Im 2. Endspiel gewann der HSC Singen gegen Langenhagen ebenfalls knapp mit 3:2, womit es am Sonntag dann ein echtes Endspiel zwischen Paderborn und Singen um die DM-Krone geben sollte. Und es begann für die von den Stadtwerken Paderborn unterstützte PSC-Jugend verheißungsvoll: Tatjana Hoffmann zeigte gegen Nicole Weisleder überhaupt keine Nerven und fegte diese beim 9/0 9/2 9/2 förmlich aus dem Court. Dies war dann für einige Zeit leider das einzige Erfolgserlebnis. Jennifer Aldag verlor gegen Roland Orendt mit 8/10 0/9 6/9. Auch Simone Leifels war gegen den Oberligaspieler Andre Haschker beim 3/9 5/9 1/9 chancenlos. Die Entscheidung fiel dann bereits an der Position 2: Sebastian Fleary gewann den Zweitbundesligaspieler Thorsten Orendt den ersten Satz mit 9/0, konnte das Tempo aber nicht durchhalten und gab die Sätze 2,3 und 4 mit 5/9 2/9 und 6/9 ab. Freude bei den Siegern, bittere Enttäuschung bei den Paderbornern. Lars Osthoff und Nico Bruno zeigten noch mal ein absolutes Spitzensspiel, in dem der PSC´er mit 9/7 im 5. Satz knapp die Oberhand behielt.
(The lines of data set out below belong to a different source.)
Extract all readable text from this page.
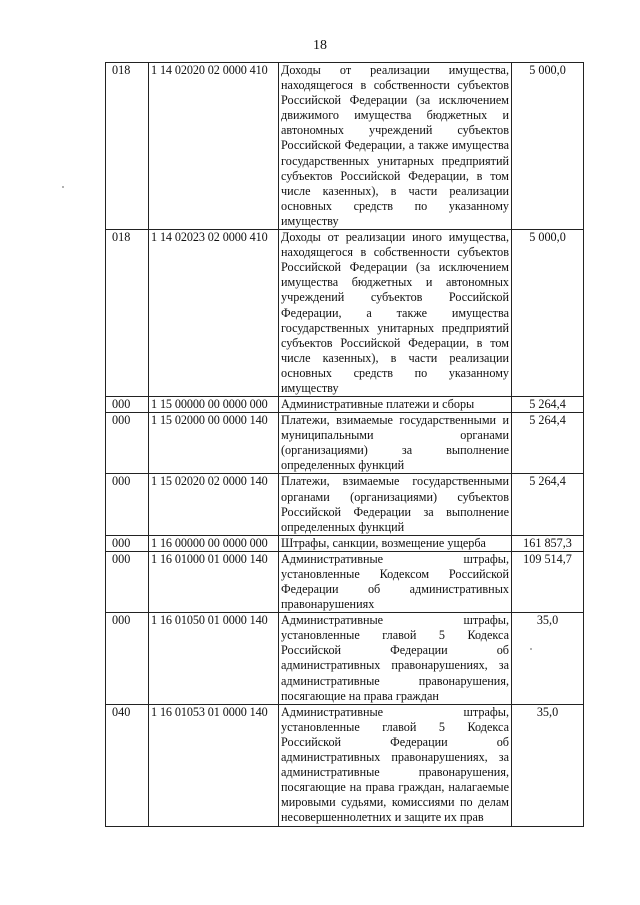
18
018	1 14 02020 02 0000 410	Доходы от реализации имущества, находящегося в собственности субъектов Российской Федерации (за исключением движимого имущества бюджетных и автономных учреждений субъектов Российской Федерации, а также имущества государственных унитарных предприятий субъектов Российской Федерации, в том числе казенных), в части реализации основных средств по указанному имуществу	5 000,0
018	1 14 02023 02 0000 410	Доходы от реализации иного имущества, находящегося в собственности субъектов Российской Федерации (за исключением имущества бюджетных и автономных учреждений субъектов Российской Федерации, а также имущества государственных унитарных предприятий субъектов Российской Федерации, в том числе казенных), в части реализации основных средств по указанному имуществу	5 000,0
000	1 15 00000 00 0000 000	Административные платежи и сборы	5 264,4
000	1 15 02000 00 0000 140	Платежи, взимаемые государственными и муниципальными органами (организациями) за выполнение определенных функций	5 264,4
000	1 15 02020 02 0000 140	Платежи, взимаемые государственными органами (организациями) субъектов Российской Федерации за выполнение определенных функций	5 264,4
000	1 16 00000 00 0000 000	Штрафы, санкции, возмещение ущерба	161 857,3
000	1 16 01000 01 0000 140	Административные штрафы, установленные Кодексом Российской Федерации об административных правонарушениях	109 514,7
000	1 16 01050 01 0000 140	Административные штрафы, установленные главой 5 Кодекса Российской Федерации об административных правонарушениях, за административные правонарушения, посягающие на права граждан	35,0
040	1 16 01053 01 0000 140	Административные штрафы, установленные главой 5 Кодекса Российской Федерации об административных правонарушениях, за административные правонарушения, посягающие на права граждан, налагаемые мировыми судьями, комиссиями по делам несовершеннолетних и защите их прав	35,0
Delegationsleiter Robert Alt gratulierte anschließend dem Sieger, der ein würdiger neuer deutscher Meister ist. Trainer Wael el Batran war zwar noch etwas traurig ("Schade, mit 3 Mädchen deutscher Meister zu werden, dies wäre wohl ein Rekord für die Ewigkeit gewesen), aber der Vizetitel zählt unter diesen Umständen wohl genauso. Insgesamt war die Endrunde eine gelungene Veranstaltung, die bei einer perfekten Organisation Top-Sport bot.